Un grande ritratto del nazista Bandera viene esposto fuori dal Comune di Kiev ed è lì anche oggi. Abolire il russo vuol dire abolire la lingua parlata dalla maggioranza degli ucraini e violare la Dichiarazione Universale dei Diritti dell’Uomo. In Crimea e in molte parti della nazione si formano comitati di cittadini che rifiutano di riconoscere il governo golpista e si autodeterminano, appellandosi alla Russia. L’Occidente si scaglia contro i diritti dei russofoni, che non sono la minoranza, ma, lo ripeto, la maggioranza degli ucraini. La Russia si impegna a garantirne le libertà.

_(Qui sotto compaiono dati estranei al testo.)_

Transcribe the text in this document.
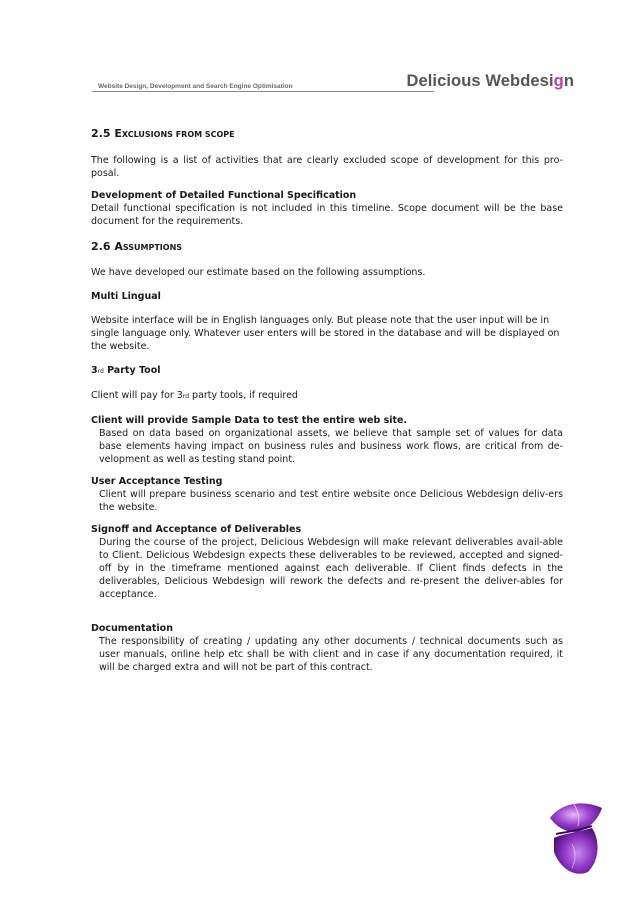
Website Design, Development and Search Engine Optimisation	Delicious Webdesign

2.5 EXCLUSIONS FROM SCOPE

The following is a list of activities that are clearly excluded scope of development for this pro-posal.

Development of Detailed Functional Specification

Detail functional specification is not included in this timeline. Scope document will be the base document for the requirements.

2.6 ASSUMPTIONS

We have developed our estimate based on the following assumptions.

Multi Lingual

Website interface will be in English languages only. But please note that the user input will be in single language only. Whatever user enters will be stored in the database and will be displayed on the website.

3rd Party Tool

Client will pay for 3rd party tools, if required

Client will provide Sample Data to test the entire web site.

Based on data based on organizational assets, we believe that sample set of values for data base elements having impact on business rules and business work flows, are critical from de-velopment as well as testing stand point.

User Acceptance Testing

Client will prepare business scenario and test entire website once Delicious Webdesign deliv-ers the website.

Signoff and Acceptance of Deliverables

During the course of the project, Delicious Webdesign will make relevant deliverables avail-able to Client. Delicious Webdesign expects these deliverables to be reviewed, accepted and signed-off by in the timeframe mentioned against each deliverable. If Client finds defects in the deliverables, Delicious Webdesign will rework the defects and re-present the deliver-ables for acceptance.

Documentation

The responsibility of creating / updating any other documents / technical documents such as user manuals, online help etc shall be with client and in case if any documentation required, it will be charged extra and will not be part of this contract.
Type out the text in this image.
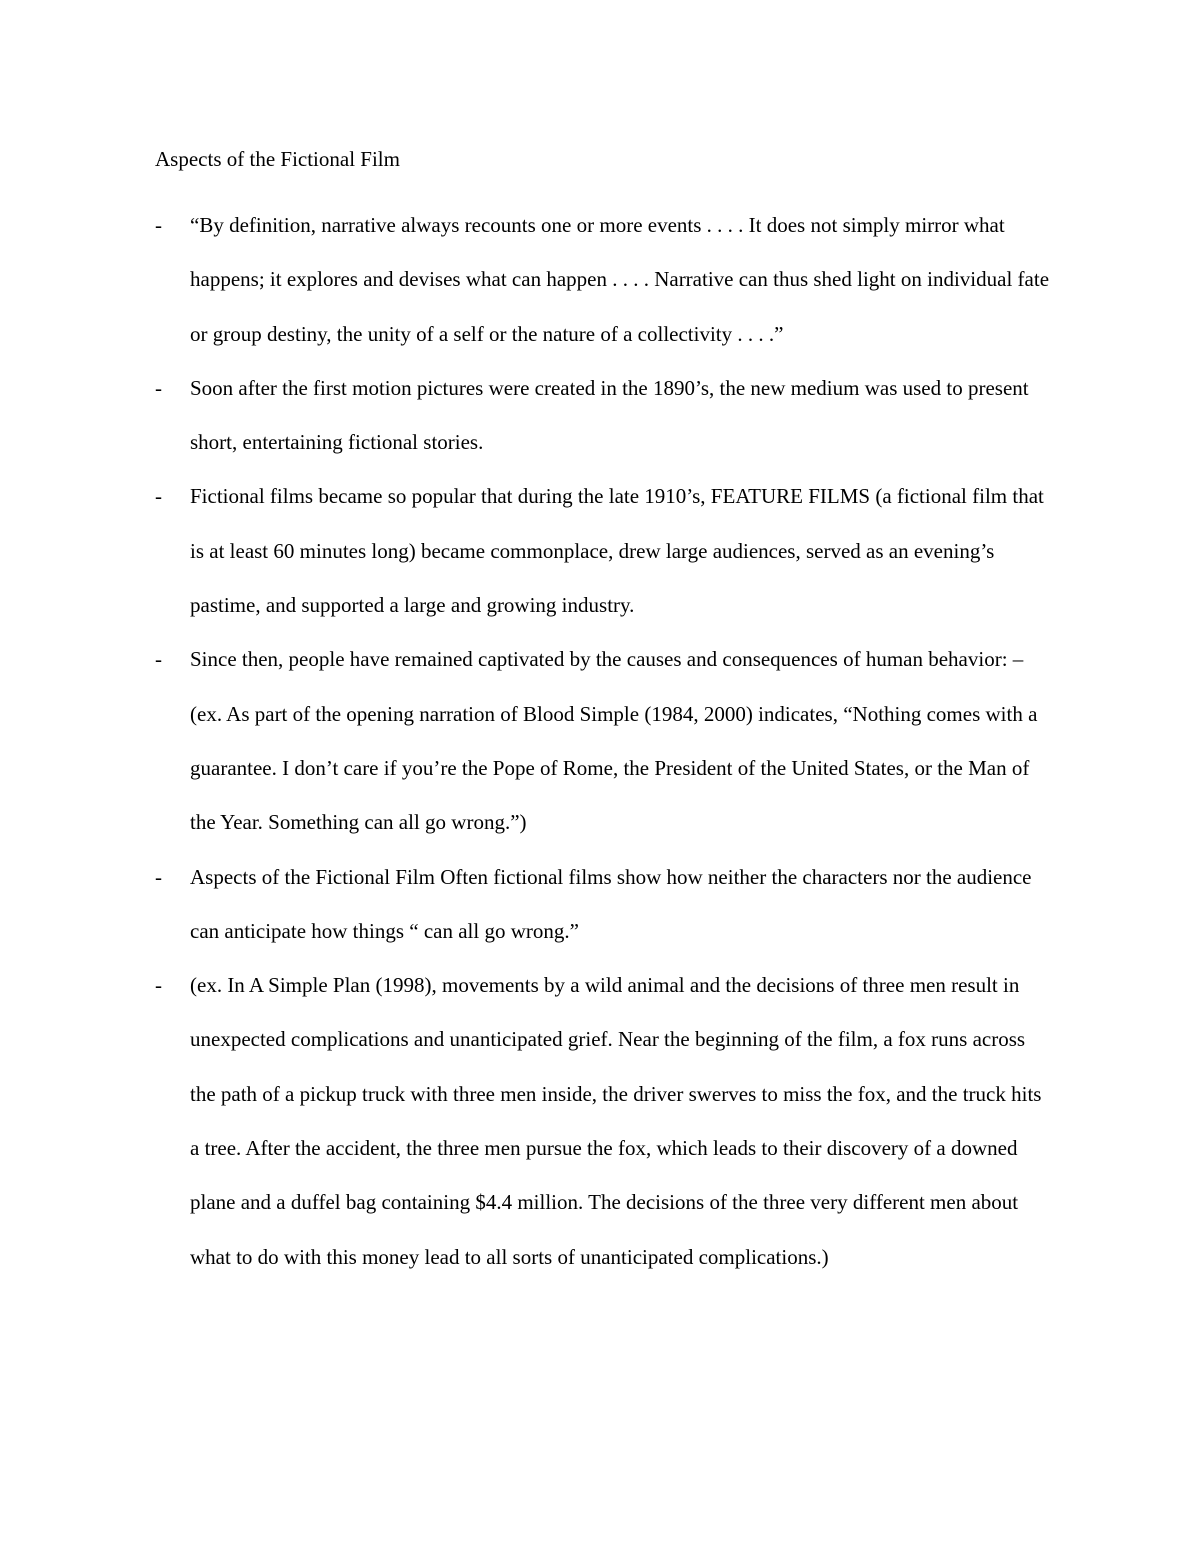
Aspects of the Fictional Film
- “By definition, narrative always recounts one or more events . . . . It does not simply mirror what happens; it explores and devises what can happen . . . . Narrative can thus shed light on individual fate or group destiny, the unity of a self or the nature of a collectivity . . . .”
- Soon after the first motion pictures were created in the 1890’s, the new medium was used to present short, entertaining fictional stories.
- Fictional films became so popular that during the late 1910’s, FEATURE FILMS (a fictional film that is at least 60 minutes long) became commonplace, drew large audiences, served as an evening’s pastime, and supported a large and growing industry.
- Since then, people have remained captivated by the causes and consequences of human behavior: – (ex. As part of the opening narration of Blood Simple (1984, 2000) indicates, “Nothing comes with a guarantee. I don’t care if you’re the Pope of Rome, the President of the United States, or the Man of the Year. Something can all go wrong.”)
- Aspects of the Fictional Film Often fictional films show how neither the characters nor the audience can anticipate how things “ can all go wrong.”
- (ex. In A Simple Plan (1998), movements by a wild animal and the decisions of three men result in unexpected complications and unanticipated grief. Near the beginning of the film, a fox runs across the path of a pickup truck with three men inside, the driver swerves to miss the fox, and the truck hits a tree. After the accident, the three men pursue the fox, which leads to their discovery of a downed plane and a duffel bag containing $4.4 million. The decisions of the three very different men about what to do with this money lead to all sorts of unanticipated complications.)
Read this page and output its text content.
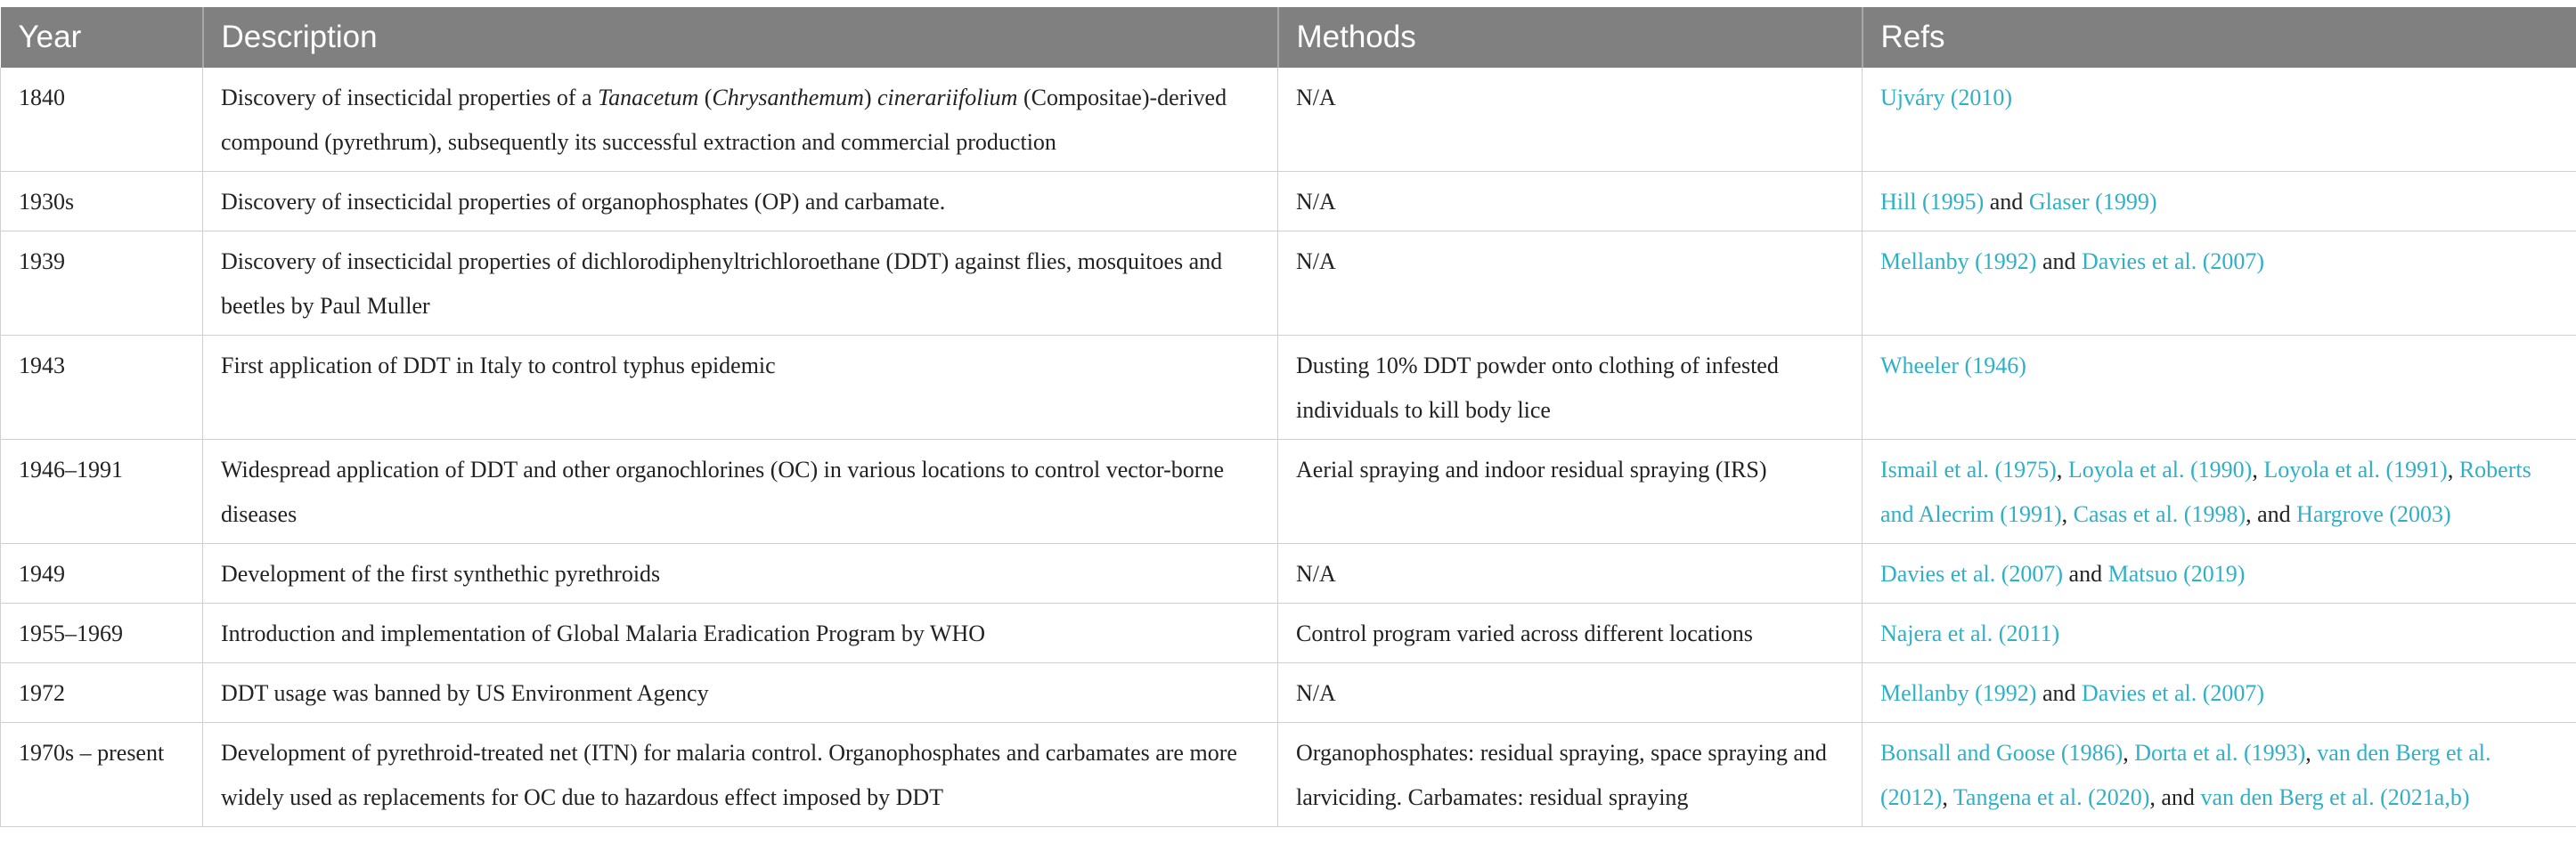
Year	Description	Methods	Refs
1840	Discovery of insecticidal properties of a Tanacetum (Chrysanthemum) cinerariifolium (Compositae)-derived compound (pyrethrum), subsequently its successful extraction and commercial production	N/A	Ujváry (2010)
1930s	Discovery of insecticidal properties of organophosphates (OP) and carbamate.	N/A	Hill (1995) and Glaser (1999)
1939	Discovery of insecticidal properties of dichlorodiphenyltrichloroethane (DDT) against flies, mosquitoes and beetles by Paul Muller	N/A	Mellanby (1992) and Davies et al. (2007)
1943	First application of DDT in Italy to control typhus epidemic	Dusting 10% DDT powder onto clothing of infested individuals to kill body lice	Wheeler (1946)
1946–1991	Widespread application of DDT and other organochlorines (OC) in various locations to control vector-borne diseases	Aerial spraying and indoor residual spraying (IRS)	Ismail et al. (1975), Loyola et al. (1990), Loyola et al. (1991), Roberts and Alecrim (1991), Casas et al. (1998), and Hargrove (2003)
1949	Development of the first synthethic pyrethroids	N/A	Davies et al. (2007) and Matsuo (2019)
1955–1969	Introduction and implementation of Global Malaria Eradication Program by WHO	Control program varied across different locations	Najera et al. (2011)
1972	DDT usage was banned by US Environment Agency	N/A	Mellanby (1992) and Davies et al. (2007)
1970s – present	Development of pyrethroid-treated net (ITN) for malaria control. Organophosphates and carbamates are more widely used as replacements for OC due to hazardous effect imposed by DDT	Organophosphates: residual spraying, space spraying and larviciding. Carbamates: residual spraying	Bonsall and Goose (1986), Dorta et al. (1993), van den Berg et al. (2012), Tangena et al. (2020), and van den Berg et al. (2021a,b)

Questi i fatti, del tutto travisati dai media europei e così raccontati in Occidente al fine di alimentare una compiacente visione antirussa. Mentre tre fascisti sono ministri del governo provvisorio e i nazisti controllano militarmente la capitale.
Il Sisa si distanzia da tutti gli ucraini nazionalisti e fascisti e da tutti coloro che sostengono il governo provvisorio, illegittimo e golpista. Il Sisa esprime solidarietà ai cittadini ucraini e della Crimea che chiedono giustizia, libertà, democrazia e si riconoscono nell’antifascismo.